Measurement-calibrated Graph Models for Social Network Experiments

Alessandra Sala

Lili Cao

Christo Wilson

Robert Zablit

Haitao Zheng

Ben Y. Zhao

*Proceedings of the 19th International World Wide Web Conference (WWW 2010)
*

[Full Text in GZIP PS
Format, 337KB]

[Full Text in PDF Format,
527KB]

[Code and Instructions]

Paper Abstract

Access to realistic, complex graph datasets is critical to research on social networking systems and applications. Simulations on graph data provide critical evaluation of new systems and applications ranging from community detection to spam filtering and social web search. Due to the high time and resource costs of gathering real graph datasets through direct measurements, researchers are anonymizing and sharing a small number of valuable datasets with the community. However, performing experiments using shared real datasets faces three key disadvantages: concerns that graphs can be de-anonymized to reveal private information, increasing costs of distributing large datasets, and that a small number of available social graphs limits the statistical confidence in the results.

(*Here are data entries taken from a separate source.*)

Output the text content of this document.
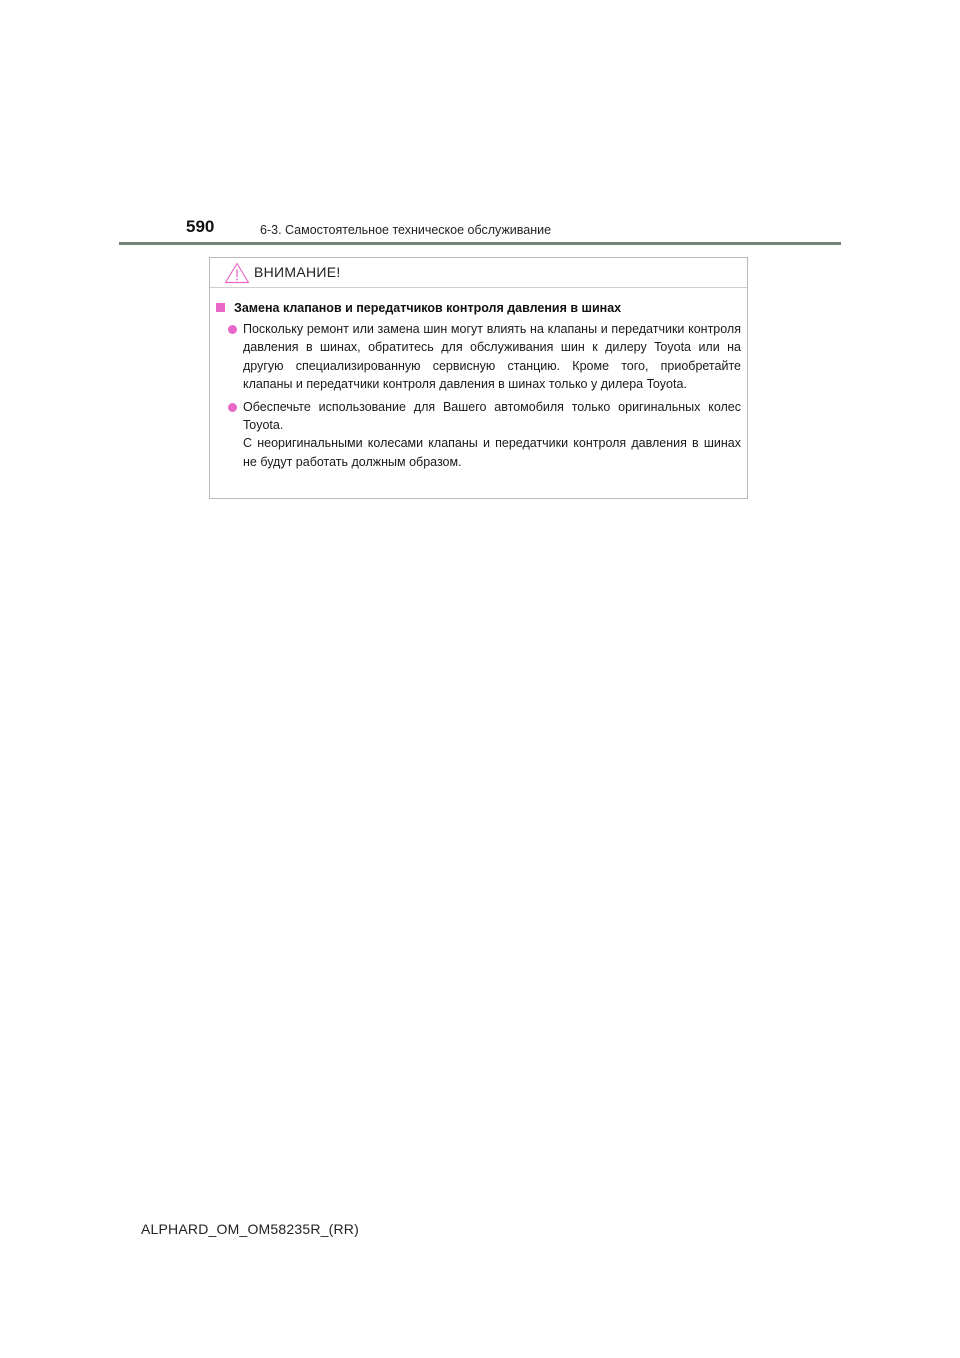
590	6-3. Самостоятельное техническое обслуживание
ВНИМАНИЕ!
Замена клапанов и передатчиков контроля давления в шинах
Поскольку ремонт или замена шин могут влиять на клапаны и передатчики контроля давления в шинах, обратитесь для обслуживания шин к дилеру Toyota или на другую специализированную сервисную станцию. Кроме того, приобретайте клапаны и передатчики контроля давления в шинах только у дилера Toyota.
Обеспечьте использование для Вашего автомобиля только оригинальных колес Toyota.
С неоригинальными колесами клапаны и передатчики контроля давления в шинах не будут работать должным образом.
ALPHARD_OM_OM58235R_(RR)
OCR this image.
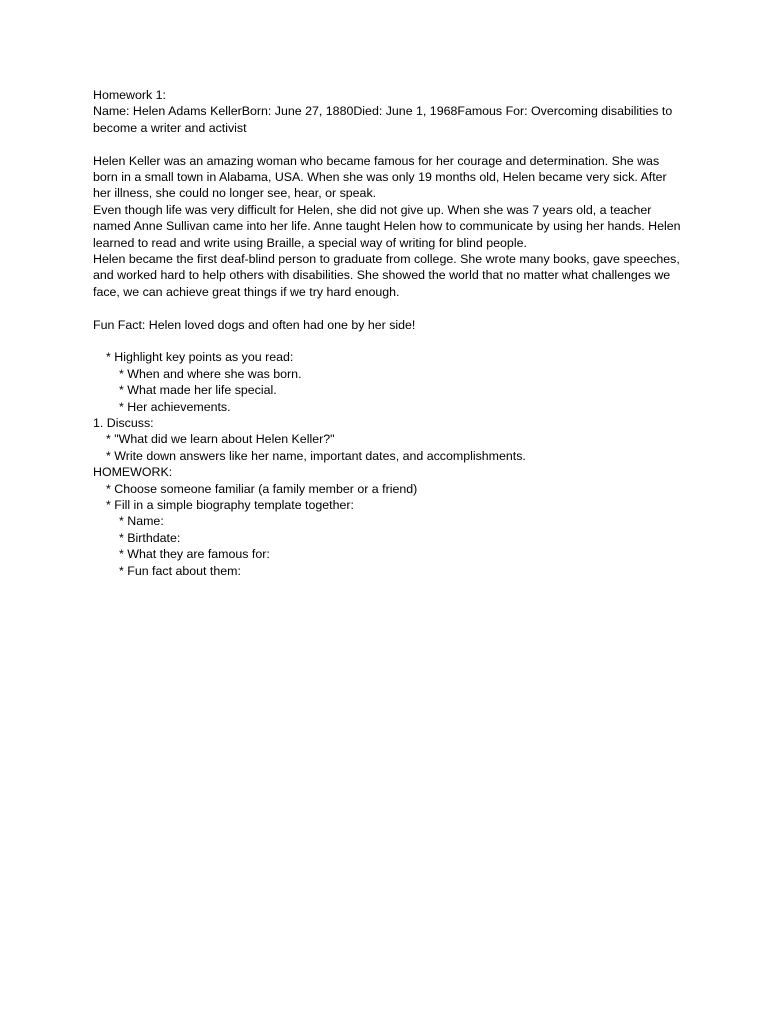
Homework 1:
Name: Helen Adams KellerBorn: June 27, 1880Died: June 1, 1968Famous For: Overcoming disabilities to become a writer and activist
Helen Keller was an amazing woman who became famous for her courage and determination. She was born in a small town in Alabama, USA. When she was only 19 months old, Helen became very sick. After her illness, she could no longer see, hear, or speak.
Even though life was very difficult for Helen, she did not give up. When she was 7 years old, a teacher named Anne Sullivan came into her life. Anne taught Helen how to communicate by using her hands. Helen learned to read and write using Braille, a special way of writing for blind people.
Helen became the first deaf-blind person to graduate from college. She wrote many books, gave speeches, and worked hard to help others with disabilities. She showed the world that no matter what challenges we face, we can achieve great things if we try hard enough.
Fun Fact: Helen loved dogs and often had one by her side!
* Highlight key points as you read:
* When and where she was born.
* What made her life special.
* Her achievements.
1. Discuss:
* "What did we learn about Helen Keller?"
* Write down answers like her name, important dates, and accomplishments.
HOMEWORK:
* Choose someone familiar (a family member or a friend)
* Fill in a simple biography template together:
* Name:
* Birthdate:
* What they are famous for:
* Fun fact about them:
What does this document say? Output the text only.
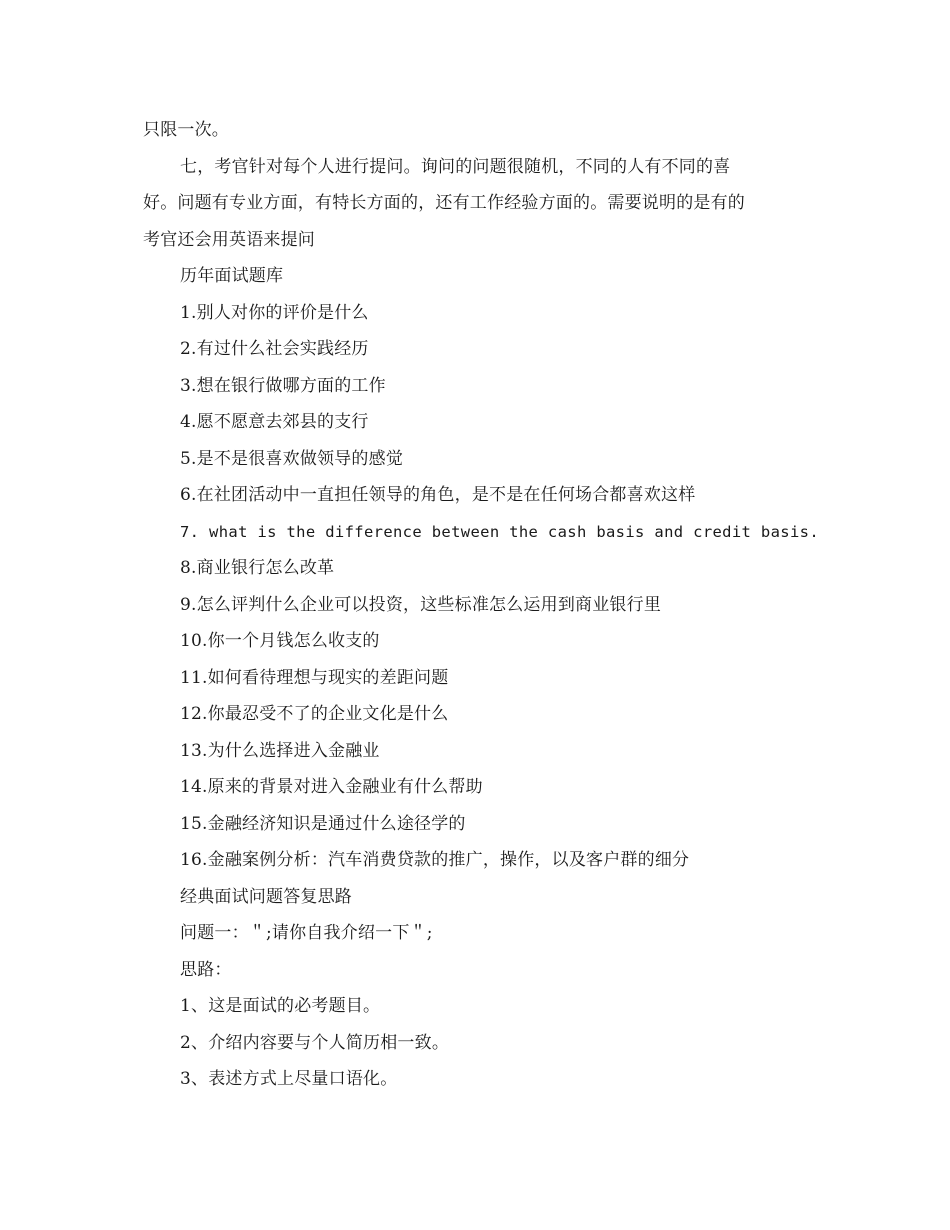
只限一次。
七，考官针对每个人进行提问。询问的问题很随机，不同的人有不同的喜
好。问题有专业方面，有特长方面的，还有工作经验方面的。需要说明的是有的
考官还会用英语来提问
历年面试题库
1.别人对你的评价是什么
2.有过什么社会实践经历
3.想在银行做哪方面的工作
4.愿不愿意去郊县的支行
5.是不是很喜欢做领导的感觉
6.在社团活动中一直担任领导的角色，是不是在任何场合都喜欢这样
7. what is the difference between the cash basis and credit basis.
8.商业银行怎么改革
9.怎么评判什么企业可以投资，这些标准怎么运用到商业银行里
10.你一个月钱怎么收支的
11.如何看待理想与现实的差距问题
12.你最忍受不了的企业文化是什么
13.为什么选择进入金融业
14.原来的背景对进入金融业有什么帮助
15.金融经济知识是通过什么途径学的
16.金融案例分析：汽车消费贷款的推广，操作，以及客户群的细分
经典面试问题答复思路
问题一：＂;请你自我介绍一下＂;
思路：
1、这是面试的必考题目。
2、介绍内容要与个人简历相一致。
3、表述方式上尽量口语化。
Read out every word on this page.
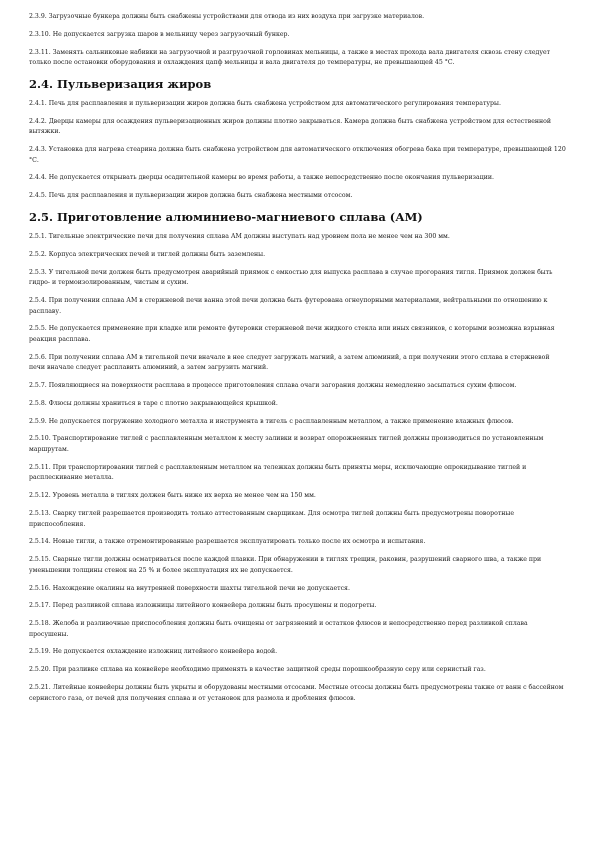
2.3.9. Загрузочные бункера должны быть снабжены устройствами для отвода из них воздуха при загрузке материалов.

2.3.10. Не допускается загрузка шаров в мельницу через загрузочный бункер.

2.3.11. Заменять сальниковые набивки на загрузочной и разгрузочной горловинах мельницы, а также в местах прохода вала двигателя сквозь стену следует только после остановки оборудования и охлаждения цапф мельницы и вала двигателя до температуры, не превышающей 45 °С.

2.4. Пульверизация жиров

2.4.1. Печь для расплавления и пульверизации жиров должна быть снабжена устройством для автоматического регулирования температуры.

2.4.2. Дверцы камеры для осаждения пульверизационных жиров должны плотно закрываться. Камера должна быть снабжена устройством для естественной вытяжки.

2.4.3. Установка для нагрева стеарина должна быть снабжена устройством для автоматического отключения обогрева бака при температуре, превышающей 120 °С.

2.4.4. Не допускается открывать дверцы осадительной камеры во время работы, а также непосредственно после окончания пульверизации.

2.4.5. Печь для расплавления и пульверизации жиров должна быть снабжена местными отсосом.

2.5. Приготовление алюминиево-магниевого сплава (АМ)

2.5.1. Тигельные электрические печи для получения сплава АМ должны выступать над уровнем пола не менее чем на 300 мм.

2.5.2. Корпуса электрических печей и тиглей должны быть заземлены.

2.5.3. У тигельной печи должен быть предусмотрен аварийный приямок с емкостью для выпуска расплава в случае прогорания тигля. Приямок должен быть гидро- и термоизолированным, чистым и сухим.

2.5.4. При получении сплава АМ в стержневой печи ванна этой печи должна быть футерована огнеупорными материалами, нейтральными по отношению к расплаву.

2.5.5. Не допускается применение при кладке или ремонте футеровки стержневой печи жидкого стекла или иных связников, с которыми возможна взрывная реакция расплава.

2.5.6. При получении сплава АМ в тигельной печи вначале в нее следует загружать магний, а затем алюминий, а при получении этого сплава в стержневой печи вначале следует расплавить алюминий, а затем загрузить магний.

2.5.7. Появляющиеся на поверхности расплава в процессе приготовления сплава очаги загорания должны немедленно засыпаться сухим флюсом.

2.5.8. Флюсы должны храниться в таре с плотно закрывающейся крышкой.

2.5.9. Не допускается погружение холодного металла и инструмента в тигель с расплавленным металлом, а также применение влажных флюсов.

2.5.10. Транспортирование тиглей с расплавленным металлом к месту заливки и возврат опорожненных тиглей должны производиться по установленным маршрутам.

2.5.11. При транспортировании тиглей с расплавленным металлом на тележках должны быть приняты меры, исключающие опрокидывание тиглей и расплескивание металла.

2.5.12. Уровень металла в тиглях должен быть ниже их верха не менее чем на 150 мм.

2.5.13. Сварку тиглей разрешается производить только аттестованным сварщикам. Для осмотра тиглей должны быть предусмотрены поворотные приспособления.

2.5.14. Новые тигли, а также отремонтированные разрешается эксплуатировать только после их осмотра и испытания.

2.5.15. Сварные тигли должны осматриваться после каждой плавки. При обнаружении в тиглях трещин, раковин, разрушений сварного шва, а также при уменьшении толщины стенок на 25 % и более эксплуатация их не допускается.

2.5.16. Нахождение окалины на внутренней поверхности шахты тигельной печи не допускается.

2.5.17. Перед разливкой сплава изложницы литейного конвейера должны быть просушены и подогреты.

2.5.18. Желоба и разливочные приспособления должны быть очищены от загрязнений и остатков флюсов и непосредственно перед разливкой сплава просушены.

2.5.19. Не допускается охлаждение изложниц литейного конвейера водой.

2.5.20. При разливке сплава на конвейере необходимо применять в качестве защитной среды порошкообразную серу или сернистый газ.

2.5.21. Литейные конвейеры должны быть укрыты и оборудованы местными отсосами. Местные отсосы должны быть предусмотрены также от ванн с бассейном сернистого газа, от печей для получения сплава и от установок для размола и дробления флюсов.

The use of measurement-calibrated graph models is an attractive alternative to
sharing datasets. Researchers can "fit" a graph model to a real social
graph, extract a set of model parameters, and use them to generate multiple
synthetic graphs statistically similar to the original graph. While
numerous graph models have been proposed, it is unclear if they can produce
synthetic graphs that accurately match the properties of the original
graphs. In this paper, we explore the feasibility of measurement-calibrated
synthetic graphs using six popular graph models and a variety of real
social graphs gathered from the Facebook social network ranging from 30,000
to 3 million edges. We find that two models consistently produce synthetic
graphs with common graph metric values similar to those of the original
graphs. However, only one produces high fidelity results in our
application-level benchmarks. While this shows that graph models can
produce realistic synthetic graphs, it also highlights the fact that
current graph metrics remain incomplete, and some applications expose graph
properties that do not map to existing metrics.